Clermont Steel Fabricators
- Company type: Private
- Predecessor: Southern Ohio Fabricators
- Founded: Batavia, Ohio, U.S. (June 2004)
- Headquarters: Batavia, Ohio, United States
- Number of locations: 1
- Area served: Worldwide
- Products: Roller coasters, turbine power bases and enclosures, weldments, machine bases, louvers, dampers, industrial equipment, structural steel;
- Services: Manufacturing
- Number of employees: 65 (2013)
- Website: clermontsteel.com

= Clermont Steel Fabricators =

US steel products manufacturing company

Clermont Steel Fabricators (abbreviated as CSF) is a private steel products manufacturing company known for making Bolliger & Mabillard roller coasters. The plant is located in Batavia, Ohio. CSF was founded in 2004 after the closing of Southern Ohio Fabricators. As of 2013, Clermont has 65 employees.

==History==
In 1989, Walter Bolliger asked Clermont's general manager, Ken Miller—who was then general manager of Southern Ohio Fabricators (SOF)—if he would be interested in manufacturing roller coasters for Bolliger's company, Bolliger & Mabillard of Switzerland. As a result, SOF manufactured its first coaster, Iron Wolf at Six Flags Great America. Prior to the project, SOF's main focus was manufacturing commercial and industrial buildings. In 2004, SOF closed and Miller and a group of investors bought the company, renaming it Clermont Steel Fabricators and making the decision to focus on coaster manufacturing.

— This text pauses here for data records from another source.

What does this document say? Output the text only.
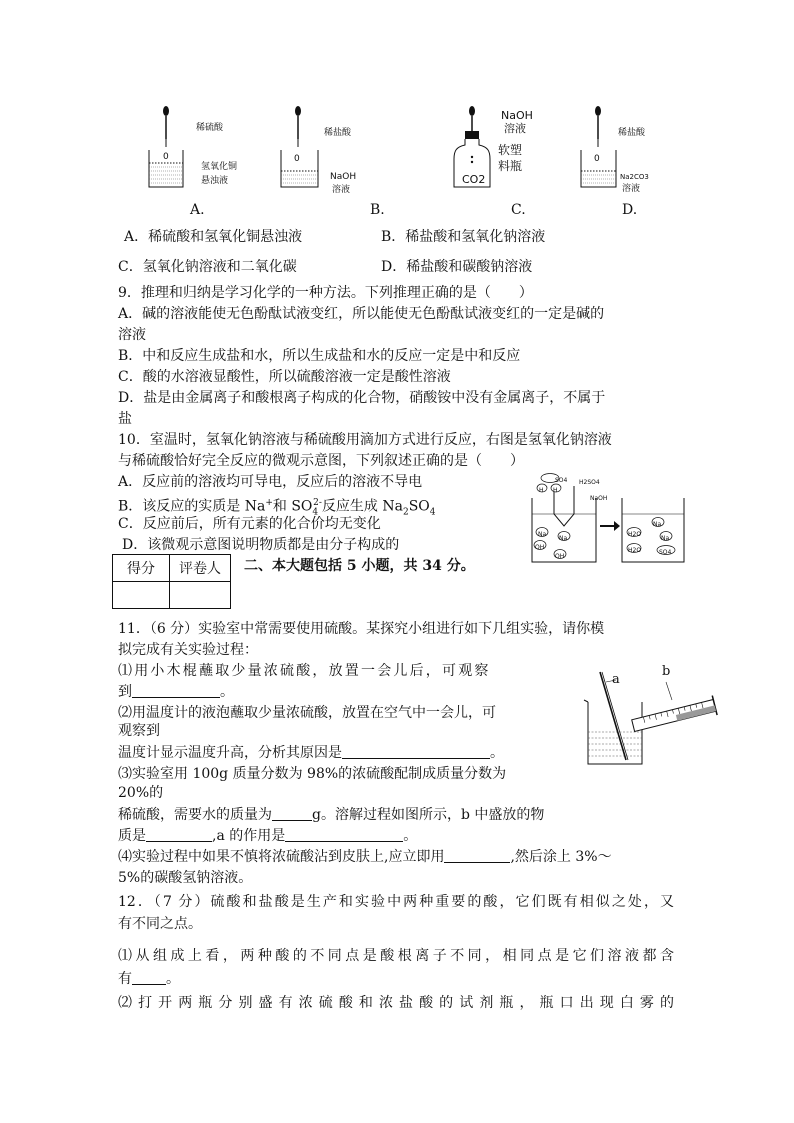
稀硫酸
氢氧化铜
悬浊液
0
稀盐酸
NaOH
溶液
0
NaOH
溶液
软塑
料瓶
CO2
稀盐酸
Na2CO3
溶液
0
A.	B.	C.	D.
A．稀硫酸和氢氧化铜悬浊液	B．稀盐酸和氢氧化钠溶液
C．氢氧化钠溶液和二氧化碳	D．稀盐酸和碳酸钠溶液
9．推理和归纳是学习化学的一种方法。下列推理正确的是（　　）
A．碱的溶液能使无色酚酞试液变红，所以能使无色酚酞试液变红的一定是碱的
溶液
B．中和反应生成盐和水，所以生成盐和水的反应一定是中和反应
C．酸的水溶液显酸性，所以硫酸溶液一定是酸性溶液
D．盐是由金属离子和酸根离子构成的化合物，硝酸铵中没有金属离子，不属于
盐
10．室温时，氢氧化钠溶液与稀硫酸用滴加方式进行反应，右图是氢氧化钠溶液
与稀硫酸恰好完全反应的微观示意图，下列叙述正确的是（　　）
A．反应前的溶液均可导电，反应后的溶液不导电
B．该反应的实质是 Na+和 $SO_4^{2-}$反应生成 $Na_2SO_4$
C．反应前后，所有元素的化合价均无变化
D．该微观示意图说明物质都是由分子构成的
SO4
H H
H2SO4
NaOH
Na
OH
Na
OH
Na
H2O
Na
H2O	SO4
得分	评卷人
	二、本大题包括 5 小题，共 34 分。
11．（6 分）实验室中常需要使用硫酸。某探究小组进行如下几组实验，请你模
拟完成有关实验过程：
⑴用小木棍蘸取少量浓硫酸，放置一会儿后，可观察
到	。
⑵用温度计的液泡蘸取少量浓硫酸，放置在空气中一会儿，可
观察到
温度计显示温度升高，分析其原因是	。
⑶实验室用 100g 质量分数为 98%的浓硫酸配制成质量分数为
20%的
稀硫酸，需要水的质量为	g。溶解过程如图所示，b 中盛放的物
质是	,a 的作用是	。
⑷实验过程中如果不慎将浓硫酸沾到皮肤上,应立即用	,然后涂上 3%～
5%的碳酸氢钠溶液。
a
b
12．（7 分）硫酸和盐酸是生产和实验中两种重要的酸，它们既有相似之处，又
有不同之点。
⑴从组成上看，两种酸的不同点是酸根离子不同，相同点是它们溶液都含
有 。
⑵打开两瓶分别盛有浓硫酸和浓盐酸的试剂瓶，瓶口出现白雾的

The company manufactures other steel products, including turbine power bases and enclosures, heavy weldments, machine bases, structural steel, louvers and dampers, and industrial equipment.

==Location==
Clermont Steel Fabricators is situated in Batavia across Old State Route 32 from the former Ford Batavia Transmission plant which closed in 2008. Its main building has 152,000 sqft of production space, and there is 76,500 sqft of outdoor storage space surrounding it.